Abstract T cells need to encounter antigen-bearing dendritic cells (DCs) to undergo clonal expansion and effector development. These interactions, within lymphoid tissues, are orchestrated by the expression of chemokines and chemokine receptors. Indeed, CCR7 expression by both T cells and DCs is thought to facilitate DC/T cell encounters within the T cell area of the lymph node. However, it is unknown whether co-localization of the DCs and T cells within the T cell area is obligate for effector generation. Here, we show that, following infection with an intestinal nematode, antigen-bearing DCs and the responding CD4+ T cells upregulate expression of CXCR5 and migrate in a CXCR5/CXCL-13 dependent fashion to the B cell area of the mesenteric lymph node.

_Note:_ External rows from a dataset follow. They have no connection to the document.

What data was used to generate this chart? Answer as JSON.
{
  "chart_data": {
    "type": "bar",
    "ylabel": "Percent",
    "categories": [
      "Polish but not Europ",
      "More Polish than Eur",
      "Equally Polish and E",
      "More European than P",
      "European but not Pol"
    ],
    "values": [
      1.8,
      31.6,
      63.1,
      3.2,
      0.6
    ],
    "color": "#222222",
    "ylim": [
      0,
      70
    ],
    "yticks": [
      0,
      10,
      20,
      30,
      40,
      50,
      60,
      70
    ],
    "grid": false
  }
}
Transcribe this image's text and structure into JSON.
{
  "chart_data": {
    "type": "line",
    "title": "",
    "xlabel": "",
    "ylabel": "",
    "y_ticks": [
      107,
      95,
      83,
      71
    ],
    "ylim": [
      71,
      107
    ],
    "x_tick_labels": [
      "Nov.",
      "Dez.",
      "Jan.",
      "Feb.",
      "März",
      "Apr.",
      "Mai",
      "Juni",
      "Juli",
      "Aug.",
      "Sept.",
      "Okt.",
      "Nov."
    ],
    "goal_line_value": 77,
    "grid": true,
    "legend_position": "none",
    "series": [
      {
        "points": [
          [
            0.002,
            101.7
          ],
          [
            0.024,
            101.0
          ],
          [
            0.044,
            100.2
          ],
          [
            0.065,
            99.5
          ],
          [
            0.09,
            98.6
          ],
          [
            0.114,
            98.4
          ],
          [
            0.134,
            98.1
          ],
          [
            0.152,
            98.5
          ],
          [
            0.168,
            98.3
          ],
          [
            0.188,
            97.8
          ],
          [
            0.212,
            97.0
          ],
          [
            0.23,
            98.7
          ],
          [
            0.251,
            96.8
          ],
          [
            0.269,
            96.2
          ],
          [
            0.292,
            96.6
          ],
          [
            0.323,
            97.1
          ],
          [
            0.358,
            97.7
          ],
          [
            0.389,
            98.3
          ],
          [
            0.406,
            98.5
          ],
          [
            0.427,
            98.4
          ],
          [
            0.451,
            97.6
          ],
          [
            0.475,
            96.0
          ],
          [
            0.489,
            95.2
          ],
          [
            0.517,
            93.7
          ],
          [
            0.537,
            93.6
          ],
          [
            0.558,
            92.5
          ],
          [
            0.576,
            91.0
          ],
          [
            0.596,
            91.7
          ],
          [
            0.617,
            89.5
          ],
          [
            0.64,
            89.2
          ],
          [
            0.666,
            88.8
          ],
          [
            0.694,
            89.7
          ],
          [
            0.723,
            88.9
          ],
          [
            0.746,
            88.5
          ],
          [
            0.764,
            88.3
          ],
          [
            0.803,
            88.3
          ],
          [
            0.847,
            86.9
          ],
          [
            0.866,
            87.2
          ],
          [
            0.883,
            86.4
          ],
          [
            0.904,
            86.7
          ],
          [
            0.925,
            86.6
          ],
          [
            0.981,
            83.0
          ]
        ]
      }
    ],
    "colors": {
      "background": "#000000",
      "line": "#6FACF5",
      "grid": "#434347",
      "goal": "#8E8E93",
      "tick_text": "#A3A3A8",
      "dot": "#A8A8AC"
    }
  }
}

We further demonstrate that CXCR5-dependent localization of DCs and T cells near the CXCL13-expressing B cell follicles are required for optimal Th2 responses. Furthermore, we found that disrupting DCs from accumulating in the perifollicular region prevents the DCs from initiating Th2 differentiation. Finally, we demonstrated that DCs receive conditioning signals within the perifollicular microenvironment that change Class II Transactivator (CIITA) expression, maturation and antigen-presenting properties of DCs that allow the DCs to initiate Th2 priming. These results show that specialized microenvironments within the lymph node directly influence dendritic cell antigen presentation and function for effective priming of Th2 responses.